This note introduces the Chinese Remainder Theorem and outlines a standard proof.
Statement
We begin with congruences: if two integers $a$ and $b$ leave the same remainder when divided by a positive integer $m$, then we write
$$ a \equiv b \pmod m $$
A system of congruences is simply a collection of such relations.
We also need the notion of a modular inverse. For integers $a$ and $m$, if there exists an integer $b$ such that
$$ a \times b \equiv 1 \pmod m $$
then $b$ is called the modular inverse of $a$ modulo $m$. Such an inverse exists only when $a$ and $m$ are coprime.

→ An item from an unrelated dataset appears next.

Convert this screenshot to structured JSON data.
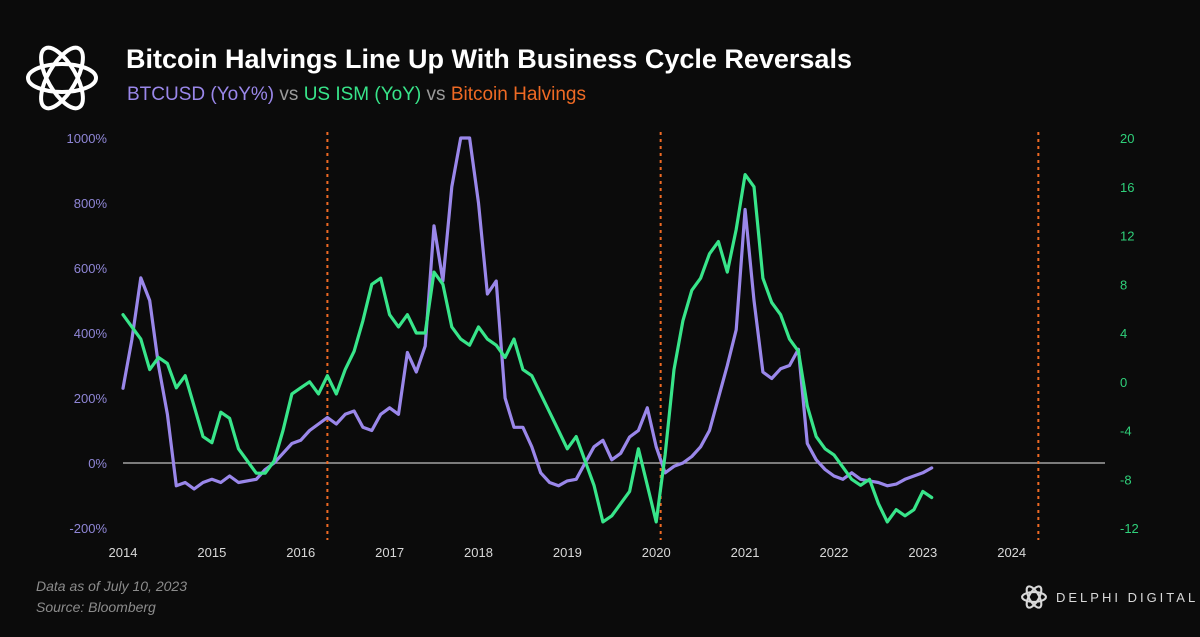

The Chinese Remainder Theorem states that for a system
$$ S=\begin{cases} x \equiv a_1 \pmod{m_1}\ x \equiv a_2 \pmod{m_2}\ \dots\ x \equiv a_n \pmod{m_n} \end{cases} $$
if the moduli $m_i$ are pairwise coprime, then the system always has a solution for arbitrary integers $a_i$, and the general solution can be written as
$$ x=kM + \sum_{i=1}^{n}a_it_iM_i $$
where $k \in \mathbb{Z}$, $M=\prod_{i=1}^n m_i$, $M_i=M/m_i$, and $t_i$ is the modular inverse of $M_i$ modulo $m_i$.
Proof sketch
For each pair $i \neq j$, pairwise coprimality implies that $m_i$ and $M_i$ are coprime. Hence there exists $t_i$ such that
$$ t_iM_i \equiv 1 \pmod{m_i} $$
Therefore
$$ a_it_iM_i \equiv a_i \pmod{m_i} $$
while for $j \neq i$,
$$ a_jt_jM_j \equiv 0 \pmod{m_i} $$
This shows that
$$ x=\sum_{i=1}^{n}a_it_iM_i $$
satisfies every congruence in the system.
If $x_1$ and $x_2$ are two solutions, then $x_1-x_2 \equiv 0 \pmod{m_i}$ for every $i$. Since the $m_i$ are pairwise coprime, their product $M$ divides $x_1-x_2$. Hence all solutions differ by integer multiples of $M$, giving the full form
$$ x=kM + \sum_{i=1}^{n}a_it_iM_i $$